D1 is not detected by either method in any of the four subpopulations. This is probably because the data was simulated with no LD between the disease locus and flanking markers. As the locus D1 itself was not genotyped, the lack of LD in the region makes it impossible to detect with association-based methods.
A small marginal effect was detected by the haplotype analysis for the modifier locus M1 in the Danacaa and Karangar populations. This is probably because it converts the phenotype P2 into P1. In the Danacaa sample individuals with P1 are 'affected' and individuals without P1 are not 'affected', so converting P2 into P1 will directly influence disease status. A similar effect occurs in the Karangar subpopulation. There is no marginal effect detected for the other modifier locus, M2, probably because it does not directly determine disease status.

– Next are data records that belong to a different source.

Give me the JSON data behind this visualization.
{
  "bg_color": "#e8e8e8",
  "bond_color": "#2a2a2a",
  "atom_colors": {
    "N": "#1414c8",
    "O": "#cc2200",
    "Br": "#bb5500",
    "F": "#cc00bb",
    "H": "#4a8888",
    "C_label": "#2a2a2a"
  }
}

Our results suggest that a two-stage strategy of inferring haplotypes and analyzing the best-guess phase assignment for each individual appears to have more power than direct analysis of unphased multilocus genotypes. This is probably due to the smaller number of degrees of freedom in the test in the haplotype analysis. Haplotypes were simulated in different ways for the four disease loci, which affected the power of these methods to detect them. Cladistic-based analysis performs best when the haplotypes carrying a disease variant are similar, as simulated for locus D2, but has some success even when the disease site does not fit the cladistic model and the haplotypes do not necessarily fall into useful clades, as for loci D3 and D4. As expected, when there is no LD in the flanking region, there is no power to detect association with disease loci that are not themselves genotyped, as for locus D1.
A major disadvantage of the inferred haplotype analysis is the assumption that the inferred phase assignment is correct, which may result in biased estimates of LD between loci and inflated false-positive rates for association tests. Therefore, all possible phase assignments and corresponding probabilities for each individual should be included in the analysis [3-5]. Here there is little uncertainty in phase assignment, as shown by the correct false-positive rate for the test on the inferred data, but these results would not necessarily be expected to apply to regions with more uncertain haplotype resolution.
EM: Expectation maximization
GAW14: Genetic Analysis Workshop 14
LD: Linkage disequilibrium
SNP: Single-nucleotide polymorphism
CD participated in the design of the study, performed the data analysis and drafted the manuscript. APM conceived of the study and participated in its design and coordination and helped to draft the manuscript.